More than my mental resources, the real concern is, what is the purpose of putting her in so much pain? Why should I destroy her sense of well being and security? What price for terrifying, cruel truth? Truth be told, even when I go into remission and become healthy again, I don't think I will ever tell her what happened. Her sense of security will be so forever destroyed, and from that moment on, she would be constantly constantly what other bad news I did not tell her. I KNOW her. I know how her mind works. There will be no peace for her. How long is she going to live? Five more years? Ten more years? I have no desire to create a reality where her life is full of fear, doom and gloom. I want her to remain where she is.
I am also keeping it quiet from my two brothers and their families also. Truth be told, they were never there for me, and I honestly do not believe that they will somehow go through a complete metamorphosis and out of the blue transform themselves into caring family members. Perhaps they might, but they might not. As it stands now, I have a "good" relationship with them. Meaning, I have learned to compartmentalize my feelings toward them and learned not to expect anything from them. I also learned to accept the fact that any relationship with them will be completely one way: me on the giving end, and them on the receiving end. I made my peace about this.

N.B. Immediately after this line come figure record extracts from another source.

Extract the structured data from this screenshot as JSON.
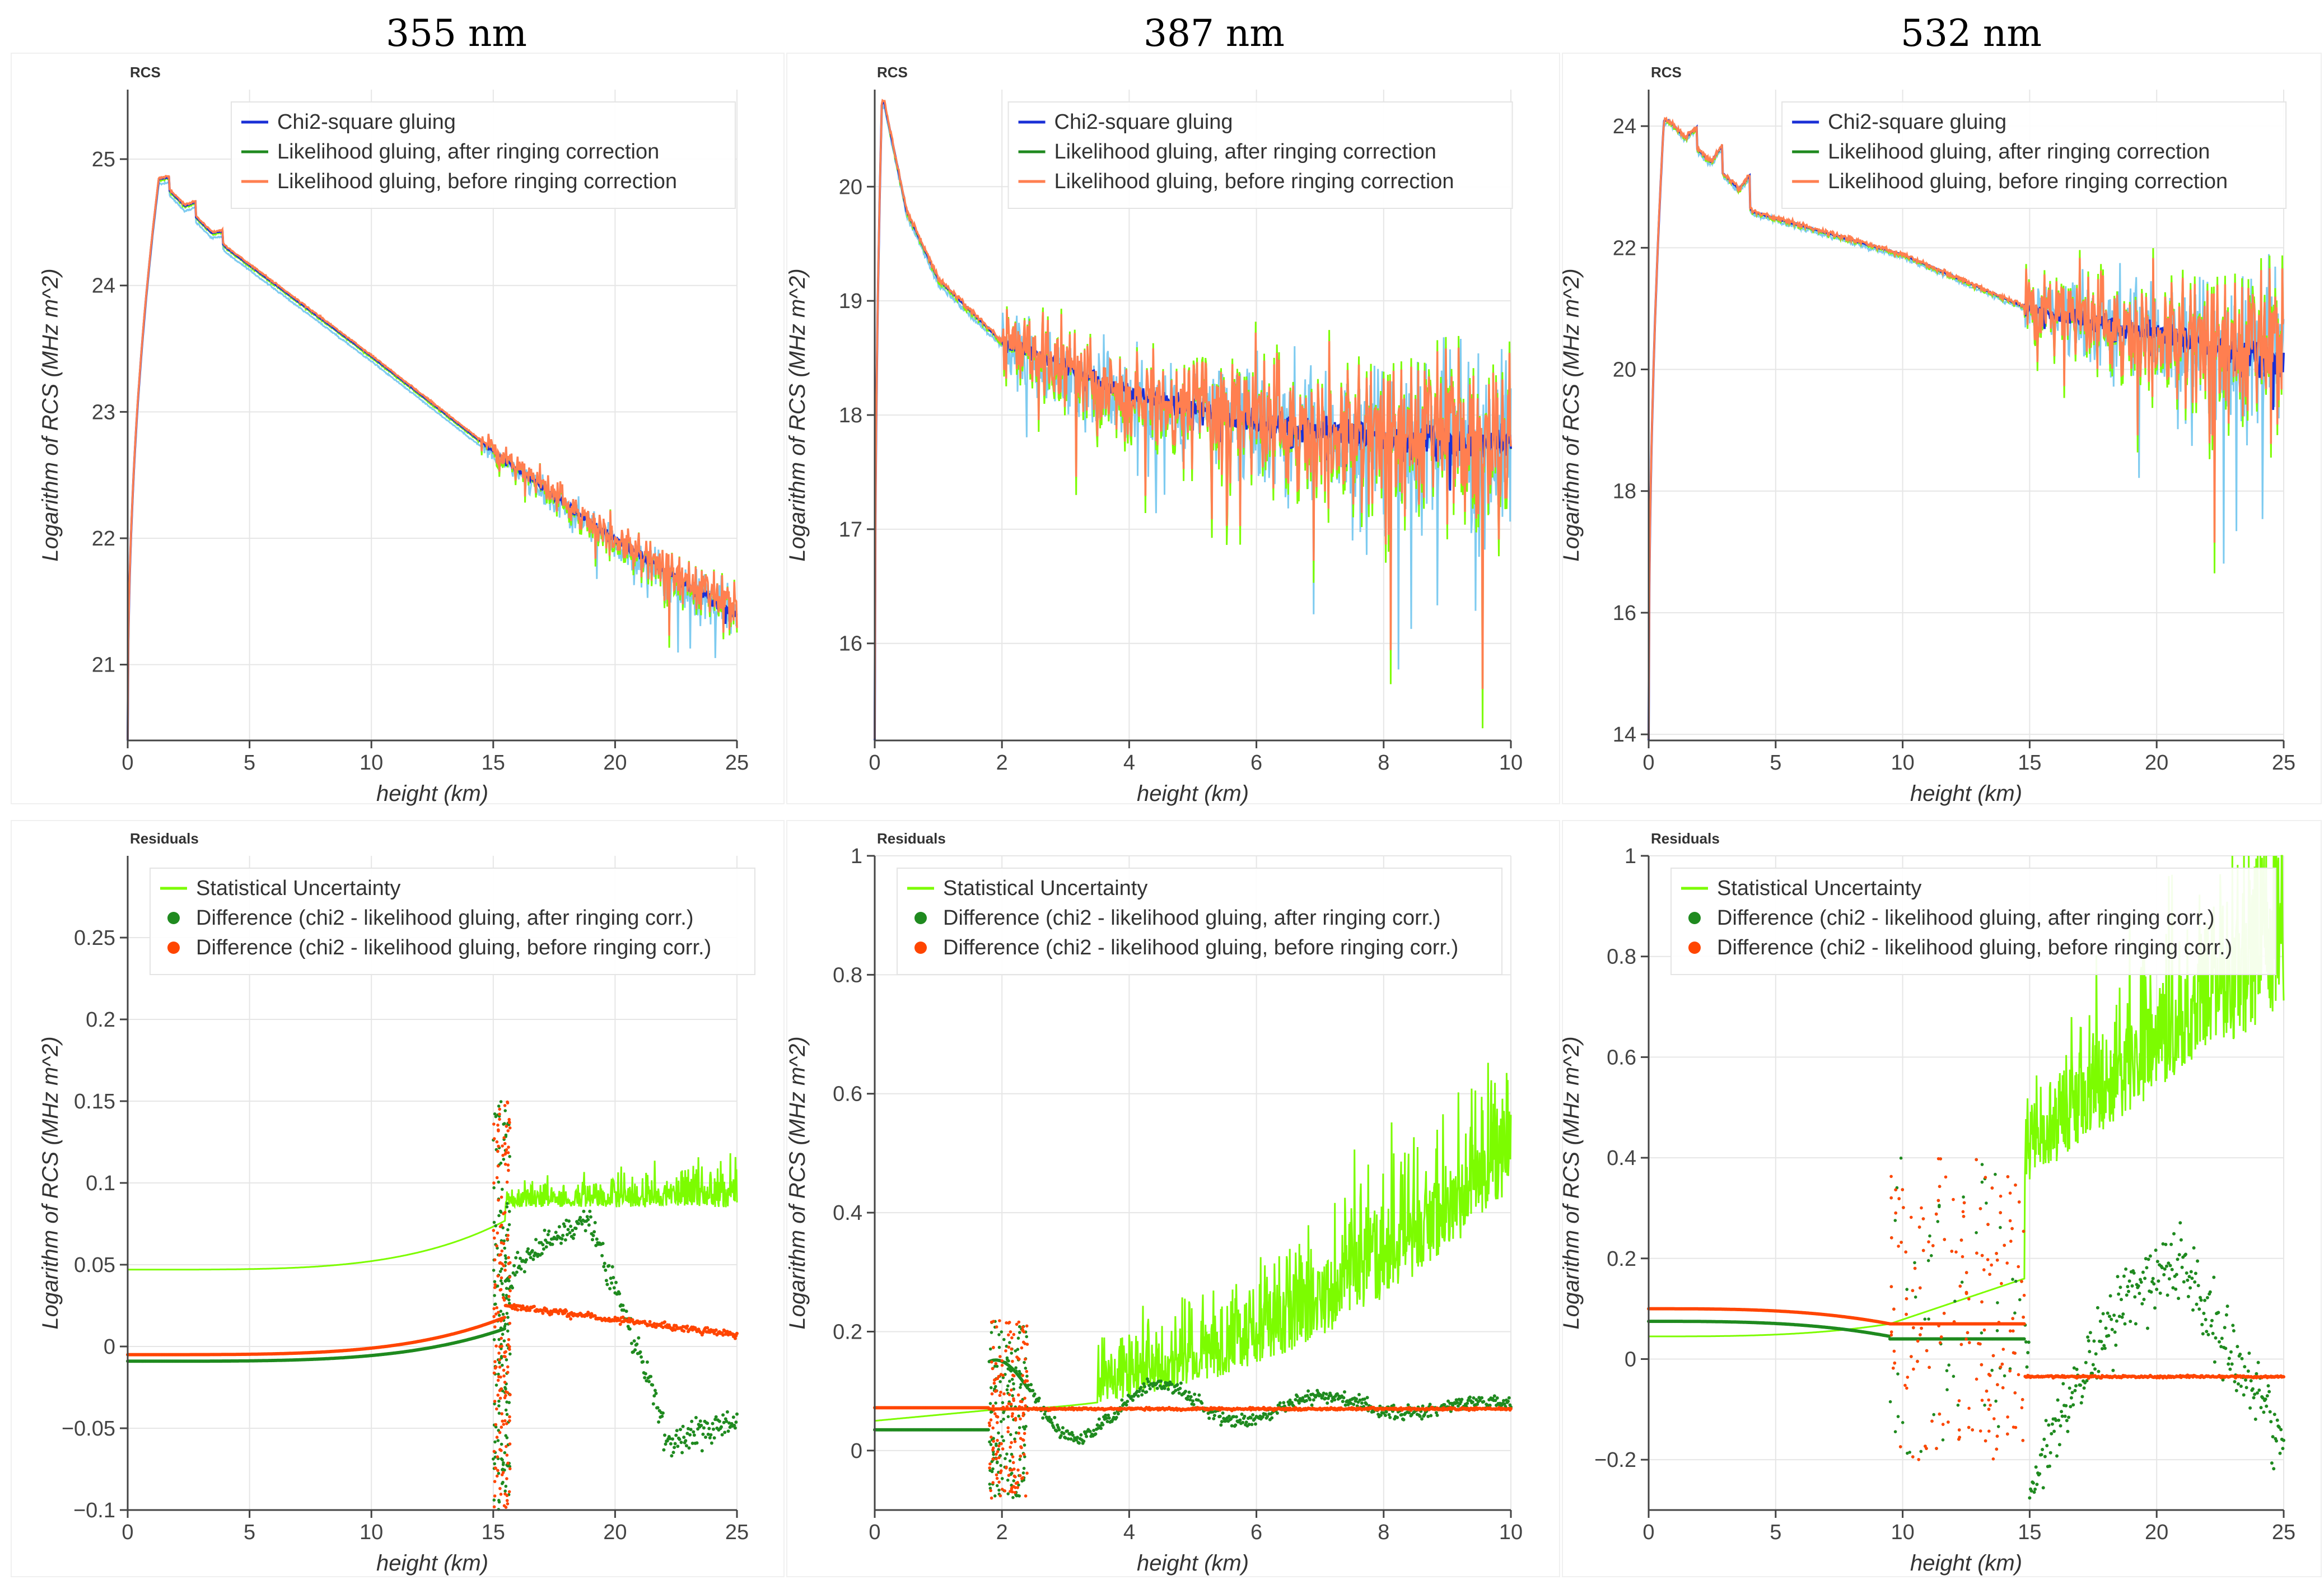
{
  "column_titles": [
    "355 nm",
    "387 nm",
    "532 nm"
  ],
  "colors": {
    "chi2": "#1a2fd6",
    "after": "#1f8a1f",
    "before_rcs": "#ff7f50",
    "before_resid": "#ff4500",
    "stat": "#7cfc00",
    "light_blue": "#7ecbf0",
    "grid": "#e6e6e6"
  },
  "chart_data": [
    {
      "id": "rcs-355",
      "type": "line",
      "tag": "RCS",
      "xlabel": "height (km)",
      "ylabel": "Logarithm of RCS (MHz m^2)",
      "xlim": [
        0,
        25
      ],
      "ylim": [
        20.4,
        25.55
      ],
      "xticks": [
        0,
        5,
        10,
        15,
        20,
        25
      ],
      "yticks": [
        21,
        22,
        23,
        24,
        25
      ],
      "legend": [
        "Chi2-square gluing",
        "Likelihood gluing, after ringing correction",
        "Likelihood gluing, before ringing correction"
      ],
      "model": {
        "kind": "rcs",
        "peak_x": 1.7,
        "peak_y": 25.0,
        "bumps": [
          [
            1.7,
            0.1
          ],
          [
            2.8,
            0.12
          ],
          [
            3.9,
            0.1
          ]
        ],
        "anchors": [
          [
            1.0,
            24.9
          ],
          [
            4.1,
            24.3
          ],
          [
            10,
            23.45
          ],
          [
            15,
            22.7
          ],
          [
            20,
            22.0
          ],
          [
            25,
            21.4
          ]
        ],
        "noise_start": 14.5,
        "noise_amp": 0.25,
        "drop": 4.1
      }
    },
    {
      "id": "rcs-387",
      "type": "line",
      "tag": "RCS",
      "xlabel": "height (km)",
      "ylabel": "Logarithm of RCS (MHz m^2)",
      "xlim": [
        0,
        10
      ],
      "ylim": [
        15.15,
        20.85
      ],
      "xticks": [
        0,
        2,
        4,
        6,
        8,
        10
      ],
      "yticks": [
        16,
        17,
        18,
        19,
        20
      ],
      "legend": [
        "Chi2-square gluing",
        "Likelihood gluing, after ringing correction",
        "Likelihood gluing, before ringing correction"
      ],
      "model": {
        "kind": "rcs",
        "peak_x": 0.15,
        "peak_y": 20.75,
        "bumps": [],
        "anchors": [
          [
            0.15,
            20.75
          ],
          [
            0.5,
            19.8
          ],
          [
            1.0,
            19.2
          ],
          [
            2.0,
            18.65
          ],
          [
            4.0,
            18.2
          ],
          [
            6.0,
            17.95
          ],
          [
            8.0,
            17.8
          ],
          [
            10.0,
            17.75
          ]
        ],
        "noise_start": 2.0,
        "noise_amp": 0.9,
        "drop": 0
      }
    },
    {
      "id": "rcs-532",
      "type": "line",
      "tag": "RCS",
      "xlabel": "height (km)",
      "ylabel": "Logarithm of RCS (MHz m^2)",
      "xlim": [
        0,
        25
      ],
      "ylim": [
        13.9,
        24.6
      ],
      "xticks": [
        0,
        5,
        10,
        15,
        20,
        25
      ],
      "yticks": [
        14,
        16,
        18,
        20,
        22,
        24
      ],
      "legend": [
        "Chi2-square gluing",
        "Likelihood gluing, after ringing correction",
        "Likelihood gluing, before ringing correction"
      ],
      "model": {
        "kind": "rcs",
        "peak_x": 0.8,
        "peak_y": 24.1,
        "bumps": [
          [
            1.9,
            0.35
          ],
          [
            2.9,
            0.45
          ],
          [
            4.0,
            0.55
          ]
        ],
        "anchors": [
          [
            0.8,
            24.1
          ],
          [
            1.5,
            23.8
          ],
          [
            3.5,
            23.0
          ],
          [
            4.1,
            22.6
          ],
          [
            10,
            21.9
          ],
          [
            15,
            21.0
          ],
          [
            20,
            20.6
          ],
          [
            25,
            20.1
          ]
        ],
        "noise_start": 14.8,
        "noise_amp": 1.6,
        "drop": 4.1
      }
    },
    {
      "id": "resid-355",
      "type": "scatter",
      "tag": "Residuals",
      "xlabel": "height (km)",
      "ylabel": "Logarithm of RCS (MHz m^2)",
      "xlim": [
        0,
        25
      ],
      "ylim": [
        -0.1,
        0.3
      ],
      "xticks": [
        0,
        5,
        10,
        15,
        20,
        25
      ],
      "yticks": [
        -0.1,
        -0.05,
        0,
        0.05,
        0.1,
        0.15,
        0.2,
        0.25
      ],
      "legend": [
        "Statistical Uncertainty",
        "Difference (chi2 - likelihood gluing, after ringing corr.)",
        "Difference (chi2 - likelihood gluing, before ringing corr.)"
      ],
      "model": {
        "kind": "r355"
      }
    },
    {
      "id": "resid-387",
      "type": "scatter",
      "tag": "Residuals",
      "xlabel": "height (km)",
      "ylabel": "Logarithm of RCS (MHz m^2)",
      "xlim": [
        0,
        10
      ],
      "ylim": [
        -0.1,
        1.0
      ],
      "xticks": [
        0,
        2,
        4,
        6,
        8,
        10
      ],
      "yticks": [
        0,
        0.2,
        0.4,
        0.6,
        0.8,
        1
      ],
      "legend": [
        "Statistical Uncertainty",
        "Difference (chi2 - likelihood gluing, after ringing corr.)",
        "Difference (chi2 - likelihood gluing, before ringing corr.)"
      ],
      "model": {
        "kind": "r387"
      }
    },
    {
      "id": "resid-532",
      "type": "scatter",
      "tag": "Residuals",
      "xlabel": "height (km)",
      "ylabel": "Logarithm of RCS (MHz m^2)",
      "xlim": [
        0,
        25
      ],
      "ylim": [
        -0.3,
        1.0
      ],
      "xticks": [
        0,
        5,
        10,
        15,
        20,
        25
      ],
      "yticks": [
        -0.2,
        0,
        0.2,
        0.4,
        0.6,
        0.8,
        1
      ],
      "legend": [
        "Statistical Uncertainty",
        "Difference (chi2 - likelihood gluing, after ringing corr.)",
        "Difference (chi2 - likelihood gluing, before ringing corr.)"
      ],
      "model": {
        "kind": "r532"
      }
    }
  ]
}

As it stands now, when I visit them, we have a great time together. However, if I let them know about this crisis, and if they behave more or less the same as they have before, I am afraid I may no longer be able to compartmentalize my feelings toward them as I have done before. This is a bridge of no return. It's Pandora's box - I am afraid what will come out. Of course, a moralist who likes to pontificate to other people will tell me that I am a coward, and I should give them a chance, and I would be amazed how they come through for me when I needed it most. That's how a tear jerker movie story will run. However, that could just as well be a fantasy. They are living an ocean apart. There isn't much they can do. Even if they come through, it will be occasional, very awkward phone calls - no more. If they don't, it will be a mountain of hurt feelings on my part. So, no: the cost benefit analysis simply does not work out.
I have an incredibly supportive husband who loves me unconditionally. More than anything else, this makes me the luckiest and most fortunate woman. He is my number one ally and partner in my journey. With him by my side, the added support or lack there of from my family oversees is close to a none issue.